“Meus Pais Adoravam O Premê” por Bruna Bucci

Lá na rua Teodoro Sampaio, em frente a Benedito Calixto, para quem não sabe, houve um teatro. Nos idos finais dos anos 70, depois de muita repressão, torturas silenciosas, lutas inglórias, segredos e sussurros, a Lira Paulistana foi fundada em 25 de outubro de 1979, quase no ocaso da ditadura “braba” verde-oliva. Teatro, sem dúvida, mas também palco underground de muitas das manifestações experimentais de vanguarda da pauliceia desvairada.

Por lá passaram Ná Ozzetti, Tetê Espíndola, Vânia Bastos, Tatit, Arrigo e Itamar, e também os grupos Rumo, Sabor de Veneno, Língua de Trapo e claro, o nosso Premeditando o Breque (ou simples e carinhosamente, Premê).

Formado em 1976, e já conhecido nos redutos estudantis, foi no Lira, todavia, que o Premê celebrizou-se como um grupo alternativo, de essência paulistana (pero no mucho), marcado por uma fusão de gêneros – MPB, rock, samba e choro, com incursões divertidas pela música erudita.

Do espírito libertário da época, a irreverência e a veia humorística do grupo serviram de suporte para letras ousadas e inusitadas que, com arranjos sonoros e recursos teatrais, contavam fatos que acontecem por aí (e a gente nem desconfia).

Brigando na Lua, nessa vertente, contou com pontapé, soco no olho e cascudão, tudo em câmera lenta, em que os músicos simulavam uma briga sem gravidade. Luiz Fernando, um porco jóia, é assassinado logo no início de Feijoada Total, para tudo depois terminar com ruídos pra lá de escatológicos. E quem poderá se esquecer do Conflito de Gerações, nesses dias de milenium? O filho talentoso (faz versos e toca violão) que ainda mora com o velho pai e não tem emprego, aos trinta.

Para comemorar e recontar essas estórias impressas no som do Premê, sob mote de 40 anos de formação, o Selo Sesc idealizou a Caixinha que contém sete CD`s, desde o primeiro álbum de 1981, realizando também os shows de lançamento nos dias 31 de maio, 01 e 02 de junho deste ano.

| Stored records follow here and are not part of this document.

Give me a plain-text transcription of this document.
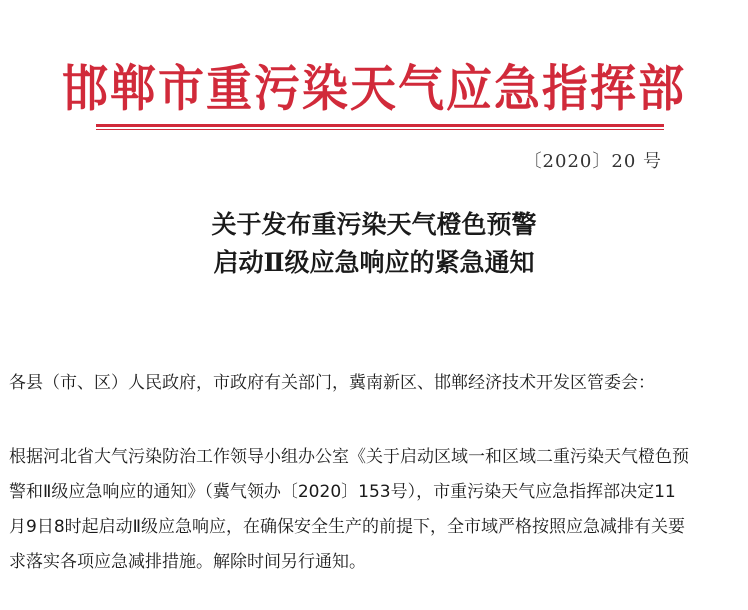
邯郸市重污染天气应急指挥部
〔2020〕20 号
关于发布重污染天气橙色预警
启动Ⅱ级应急响应的紧急通知
各县（市、区）人民政府，市政府有关部门，冀南新区、邯郸经济技术开发区管委会：
根据河北省大气污染防治工作领导小组办公室《关于启动区域一和区域二重污染天气橙色预
警和Ⅱ级应急响应的通知》（冀气领办〔2020〕153号），市重污染天气应急指挥部决定11
月9日8时起启动Ⅱ级应急响应，在确保安全生产的前提下，全市域严格按照应急减排有关要
求落实各项应急减排措施。解除时间另行通知。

Acompanhados de Adriano Busko (bateria e percussão) e Danilo Moraes (violão, guitarra e baixo) e contando com a participação do núcleo original formado por Marcelo Galbetti (baixo, violão e teclado), Claus Petersen (sax e flauta), Mario Manga (guitarra, violoncelo, bandolim e violão), Wandi Doratiotto (cavaquinho e violão), o show de estreia foi memorável, com a presença de um público ainda cativo, hoje composto de jovens senhores e senhoras universitários contemporâneos ao grupo, a que se somaram os neófitos de todas as idades.

Duas horas de show não foram suficientes para saldar o legado desses músicos vanguardistas, mas assim como eu, que aprendi a amar o Premê com minha mãe, desde a infância, há uma torcida para que outros shows sigam na esteira desse lançamento historiográfico.

Como consta no encarte promocional da Caixinha, “Meus Pais Adoravam O Premê”.

E nada há que impeça a conquista de novos seguidores, ávidos por saborear o humor, a alegria genuína e a diversidade intelectual, em tempos estranhos nos quais a liberdade criativa parece estar em falta.